Alfio Leonardi zeigt den jungen Pizzabäckern, worauf es ankommt für eine leckere Pizza. Foto: Ziechaus

Den Teig für ihre Wunschpizza selbst ausrollen und belegen, das konnten 14 junge Pizzabäcker mit den Profis von Leos in Hardt.

Beim Sommerferienprogramm der Gemeinde Hardt stand ein Besuch in Leos Pizza- und Kebap-Stube ganz oben auf der Speisekarte mit selber machen und ausprobieren.

 

Die Überraschung waren die wenigen und einfachen Zutaten für einen knusprigen Pizzateig, die in der Küche in einer Knetmaschine verrührt wurden. Nur Mehl, Hefe, Salz und Wasser hatte Pizzabäcker Alfio Leonardi in die Knetmaschine zum Verrühren gefüllt. Nach ein paar Minuten konnte er prüfen, ob der Teig elastisch ist und nicht reißt. Weiche Teigportionen wurden in Kisten mit Deckel umgefüllt und zum Reifen in den Kühlraum gelagert.

Tomatensoße fein verteilt

Aus einem großen Kühlschrank in der Küche holte er vorbereitete flache Teiglinge für Pizzaböden. Die 200 Gramm schweren Teigstücke landeten im Mehl auf dem Edelstahltisch.
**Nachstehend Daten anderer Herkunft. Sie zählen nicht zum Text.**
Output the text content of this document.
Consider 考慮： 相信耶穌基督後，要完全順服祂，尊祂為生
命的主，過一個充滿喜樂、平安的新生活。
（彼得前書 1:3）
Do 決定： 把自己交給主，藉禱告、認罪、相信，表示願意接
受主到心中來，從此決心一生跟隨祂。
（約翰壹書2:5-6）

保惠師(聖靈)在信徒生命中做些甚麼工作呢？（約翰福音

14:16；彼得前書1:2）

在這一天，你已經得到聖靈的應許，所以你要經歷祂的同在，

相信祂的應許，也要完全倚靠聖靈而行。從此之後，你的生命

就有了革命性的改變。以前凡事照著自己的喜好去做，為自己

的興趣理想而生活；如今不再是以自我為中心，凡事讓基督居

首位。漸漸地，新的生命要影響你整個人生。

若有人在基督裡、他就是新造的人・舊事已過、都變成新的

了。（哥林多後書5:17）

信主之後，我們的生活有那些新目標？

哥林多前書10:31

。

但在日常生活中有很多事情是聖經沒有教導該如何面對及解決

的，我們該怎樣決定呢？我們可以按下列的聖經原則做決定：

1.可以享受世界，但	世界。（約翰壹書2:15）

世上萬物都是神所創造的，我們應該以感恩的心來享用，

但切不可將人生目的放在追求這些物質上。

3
Jetzt konnte jeder der jungen Bäcker seinen Teig zu runden Böden ausformen mit etwa 30 Zentimeter Durchmesser. Es war gar nicht so einfach, den Teig möglichst gleichmäßig zu formen, ohne Löcher oder Risse im Boden.

Mit der Hilfe von Alfio rundete sich das Bild der Böden auf die bekannte Größe einer Pizza und gleich wurde es bunt mit der fein verteilten Tomatensoße. Jetzt ging es um Geschmack und Wünsche für den Belag mit Salami oder Pilze. Einige wollten rote oder weiße Zwiebeln, etwas Mais, rote Paprikaschnitze und zum Abschluss den Käse zum Verlaufen. Eleni und Frieda dachten an Gewürze, fein gestreut für das Italien-Aroma.

Ein krosser Rand

Mit der großen Holzschaufel schob Nelli einzeln die runden Kunstwerke in den gewölbten Pizzaofen. Bei etwa 400 Grad sollten die Pizzen etwa drei, vier Minuten backen, mehrfach gedreht, damit sie gleichmäßig ihren krossen Rand aufbacken und der Käse gut über den Belag verläuft, ohne zu verbrennen.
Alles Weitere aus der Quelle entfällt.